According to the NCAA’s findings, “Each week, the director of women’s basketball operations provided student-athletes with the practice schedule. However, a former women’s basketball assistant coach would notify student-athletes on the day before or day of practice that the schedule had changed, frequently requiring the team to report to practice early. Additionally, according to multiple student-athletes, the team was regularly scheduled to practice an hour or more longer than scheduled.”
In Tech’s statement about the sanctions, it was noted that Tech “demonstrated exemplary cooperation during the NCAA enforcement staff’s investigation.”
None of the sanctions affect this year’s team, of which Athletic Director, Todd Stansbury, was glad to see.
“We remain pleased that the Committee on Infractions did not find any institutional violations in this matter. While we do not necessarily agree with all of the conclusions that the Committee came to, we are pleased that this case has come to a resolution and that our current student-athletes and coaching staff can move on knowing that they will not have to serve any punishment for infractions that they had no part in and have not provided them with any competitive advantage,” said Stansbury in his official statement.

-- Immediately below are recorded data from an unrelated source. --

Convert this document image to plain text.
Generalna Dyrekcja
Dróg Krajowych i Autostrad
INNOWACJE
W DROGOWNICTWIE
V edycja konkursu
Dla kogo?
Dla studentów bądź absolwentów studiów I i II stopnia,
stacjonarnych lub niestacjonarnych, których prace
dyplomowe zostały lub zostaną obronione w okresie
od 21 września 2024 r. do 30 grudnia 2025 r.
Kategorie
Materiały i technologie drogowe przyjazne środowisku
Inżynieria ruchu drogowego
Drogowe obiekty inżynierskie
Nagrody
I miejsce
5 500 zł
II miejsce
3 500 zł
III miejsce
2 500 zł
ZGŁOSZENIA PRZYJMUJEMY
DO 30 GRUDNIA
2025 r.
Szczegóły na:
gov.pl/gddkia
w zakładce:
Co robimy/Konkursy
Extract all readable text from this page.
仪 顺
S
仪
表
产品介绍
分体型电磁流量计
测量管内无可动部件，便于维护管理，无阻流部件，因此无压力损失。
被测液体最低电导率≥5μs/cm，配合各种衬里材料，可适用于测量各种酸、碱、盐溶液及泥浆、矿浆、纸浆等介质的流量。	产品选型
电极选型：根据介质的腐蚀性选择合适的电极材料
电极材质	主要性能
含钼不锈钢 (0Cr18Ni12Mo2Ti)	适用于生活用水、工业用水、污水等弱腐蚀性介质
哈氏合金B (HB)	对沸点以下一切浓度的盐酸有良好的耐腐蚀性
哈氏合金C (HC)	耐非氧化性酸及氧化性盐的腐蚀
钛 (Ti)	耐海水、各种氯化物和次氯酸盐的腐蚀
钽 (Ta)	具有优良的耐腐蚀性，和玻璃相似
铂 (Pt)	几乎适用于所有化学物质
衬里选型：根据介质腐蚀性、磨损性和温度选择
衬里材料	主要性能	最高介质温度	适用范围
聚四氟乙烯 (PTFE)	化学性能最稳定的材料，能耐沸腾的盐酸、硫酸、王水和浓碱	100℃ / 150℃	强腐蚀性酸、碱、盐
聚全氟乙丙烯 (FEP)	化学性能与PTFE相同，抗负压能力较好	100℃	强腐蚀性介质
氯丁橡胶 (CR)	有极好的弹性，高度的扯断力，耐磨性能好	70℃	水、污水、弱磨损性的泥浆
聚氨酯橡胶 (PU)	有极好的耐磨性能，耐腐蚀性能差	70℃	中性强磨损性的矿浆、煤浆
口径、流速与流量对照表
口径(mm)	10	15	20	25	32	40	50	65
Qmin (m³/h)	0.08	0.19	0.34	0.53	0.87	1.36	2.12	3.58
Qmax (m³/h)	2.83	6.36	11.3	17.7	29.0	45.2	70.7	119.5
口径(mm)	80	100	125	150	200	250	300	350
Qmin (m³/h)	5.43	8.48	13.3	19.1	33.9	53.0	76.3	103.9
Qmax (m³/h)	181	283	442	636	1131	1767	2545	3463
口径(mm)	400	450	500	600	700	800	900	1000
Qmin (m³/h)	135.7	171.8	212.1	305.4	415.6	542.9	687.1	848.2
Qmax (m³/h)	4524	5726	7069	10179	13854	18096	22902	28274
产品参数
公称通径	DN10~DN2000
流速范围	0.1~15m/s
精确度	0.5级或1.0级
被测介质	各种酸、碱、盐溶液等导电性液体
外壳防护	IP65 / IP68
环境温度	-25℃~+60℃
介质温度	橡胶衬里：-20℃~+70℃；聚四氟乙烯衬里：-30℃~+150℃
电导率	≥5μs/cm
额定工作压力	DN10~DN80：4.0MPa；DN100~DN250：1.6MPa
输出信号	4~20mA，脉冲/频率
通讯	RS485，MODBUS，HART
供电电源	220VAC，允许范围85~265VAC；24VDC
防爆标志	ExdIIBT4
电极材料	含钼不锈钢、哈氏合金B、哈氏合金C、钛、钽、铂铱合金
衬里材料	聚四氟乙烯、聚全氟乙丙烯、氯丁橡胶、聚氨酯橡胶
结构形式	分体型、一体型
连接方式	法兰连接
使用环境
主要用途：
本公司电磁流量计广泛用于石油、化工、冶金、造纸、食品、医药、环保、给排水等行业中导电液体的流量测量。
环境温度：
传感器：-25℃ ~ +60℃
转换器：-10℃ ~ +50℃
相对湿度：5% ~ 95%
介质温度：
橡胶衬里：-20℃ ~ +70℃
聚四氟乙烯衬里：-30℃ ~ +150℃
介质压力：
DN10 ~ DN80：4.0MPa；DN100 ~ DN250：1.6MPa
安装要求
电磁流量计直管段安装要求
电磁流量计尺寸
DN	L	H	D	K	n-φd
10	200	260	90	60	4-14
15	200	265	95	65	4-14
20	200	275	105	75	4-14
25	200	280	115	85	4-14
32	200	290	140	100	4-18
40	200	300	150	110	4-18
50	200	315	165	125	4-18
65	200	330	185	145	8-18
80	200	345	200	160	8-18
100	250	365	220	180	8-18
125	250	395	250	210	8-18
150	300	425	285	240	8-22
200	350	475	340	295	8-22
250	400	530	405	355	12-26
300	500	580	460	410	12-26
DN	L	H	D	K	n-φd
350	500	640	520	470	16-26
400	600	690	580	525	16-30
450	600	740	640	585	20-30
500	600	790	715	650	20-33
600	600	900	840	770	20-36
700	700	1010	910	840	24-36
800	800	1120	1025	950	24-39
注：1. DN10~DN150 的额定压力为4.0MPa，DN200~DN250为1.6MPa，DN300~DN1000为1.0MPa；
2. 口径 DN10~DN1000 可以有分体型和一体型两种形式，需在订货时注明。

On the flip side, Joseph in her statement noted that her CARA logs were never in question, and that players continually came back to Atlanta to coach with her following their playing career at Tech.
“I must note that in my 16 years at Georgia Tech, no one has ever questioned my CARA log practices or suggested any violations. I am extremely proud of my record of compliance at Georgia Tech and also of my culture in my program. The NCAA’s seemingly gratuitous reference to that culture is belied by the large number of my players who returned to Georgia Tech to work for me as staff members,” said Joseph.
The NCAA was also investigating Tech for recruiting violations in the same time frame during Joseph’s tenure, but were cleared from those.
While the NCAA provided no definition to “probation” in their statement, it effectively means that if Tech breaks any more NCAA rules, they could have harsher sanctions than other, non-probational teams would face levied on them.